Since Gillaspie is only 23, he could potentially draw interest from other teams, especially since he's already in Triple-A Fresno. His prospects are certainly limited by the presence of Pablo Sandoval, so San Francisco ought to be looking to shop him.
Like many Dominican imports, Peguero seems physically incapable of taking pitches.
He has amassed an alarming 139 strikeouts to just 23 walks since 2009, for a grossly unacceptable 5.5 strikeout-to-walk ratio.
Mark Reynolds, who holds the three highest single-season strikeout totals in major-league history, has a career 2.9 mark, nearly half of Peguero's.
Consider also that Reynolds is a boom-or-bust type player—even if he strikes out three times a game, he will blast his fair share of big flies.

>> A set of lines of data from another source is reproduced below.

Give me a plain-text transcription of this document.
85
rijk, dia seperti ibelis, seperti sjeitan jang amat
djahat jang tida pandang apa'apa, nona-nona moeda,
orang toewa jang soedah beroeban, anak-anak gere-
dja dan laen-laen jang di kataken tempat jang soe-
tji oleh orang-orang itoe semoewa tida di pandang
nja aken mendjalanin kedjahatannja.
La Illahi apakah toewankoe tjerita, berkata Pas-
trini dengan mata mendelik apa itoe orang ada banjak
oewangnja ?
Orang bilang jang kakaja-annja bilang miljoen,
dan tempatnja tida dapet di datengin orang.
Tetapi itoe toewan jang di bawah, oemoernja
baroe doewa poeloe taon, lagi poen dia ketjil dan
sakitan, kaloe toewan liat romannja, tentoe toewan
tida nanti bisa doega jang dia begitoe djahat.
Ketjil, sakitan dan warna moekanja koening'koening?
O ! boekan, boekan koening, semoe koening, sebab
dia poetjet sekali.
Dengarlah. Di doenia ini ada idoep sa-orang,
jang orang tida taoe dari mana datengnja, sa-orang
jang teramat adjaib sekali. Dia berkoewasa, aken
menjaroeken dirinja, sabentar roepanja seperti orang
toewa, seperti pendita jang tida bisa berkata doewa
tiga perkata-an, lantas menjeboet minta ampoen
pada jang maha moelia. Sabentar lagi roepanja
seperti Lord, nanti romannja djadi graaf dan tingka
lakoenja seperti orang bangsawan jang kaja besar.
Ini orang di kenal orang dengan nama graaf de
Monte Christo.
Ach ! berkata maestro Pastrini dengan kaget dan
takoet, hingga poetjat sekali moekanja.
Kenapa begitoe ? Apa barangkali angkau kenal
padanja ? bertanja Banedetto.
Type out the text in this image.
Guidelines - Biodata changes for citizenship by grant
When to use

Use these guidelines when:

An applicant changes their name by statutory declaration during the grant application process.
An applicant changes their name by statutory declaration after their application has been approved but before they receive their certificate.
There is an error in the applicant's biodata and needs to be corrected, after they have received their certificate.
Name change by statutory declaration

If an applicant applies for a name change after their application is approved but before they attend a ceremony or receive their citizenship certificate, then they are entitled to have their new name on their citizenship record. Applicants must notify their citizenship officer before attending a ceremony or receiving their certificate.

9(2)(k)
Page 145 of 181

Peguero, who projects more as a leadoff hitter, should be attempting to reach base in any way possible. Striking out a lot is not an attractive quality at the top of the order.
The free swinger appears to have taken his aggressive approach to the basepaths as well. In 2010, he was 40 for 62 on stolen base attempts, a 65-percent success rate.
Since he is 22, Peguero still has time to change his ways. But if that proves impossible, the Giants should deal him rather than suffer through a recklessness that will not succeed against big-league pitching.
Adrianza, who recently completed rehab for offseason surgery to repair a torn thumb ligament, is currently playing for Low-A Augusta. He should shortly move up to San Jose, where he spent the entirety of the 2010 season.
Baseball America has Adrianza as the Giants No. 4 prospect, primarily due to his defensive prowess and speed. But some underlying numbers give cause for concern.
Although he had 33 steals, he also was caught 15 times, giving him a 69-percent success rate.
His fielding percentage was a mediocre .972. To put that in perspective, Yunel Escobar recorded the same figure last season, which was 13th best in the majors last year. Not bad, but hardly elite.
On top of that, Adrianza is a poor hitter with little to no power. His career minor-league line is .246/.337/.325. He has never eclipsed a .258 average or .348 slugging percentage in a full professional season in the six years he's been with the Giants. Over that time, he's amassed a measly six home runs.
Adrianza is not the answer at shortstop. Even if he does end up being a fielding whiz and base-stealer extraordinaire, the Giants need batters. They already have a shortstop who can't hit, and Giants fans aren't eager for another one.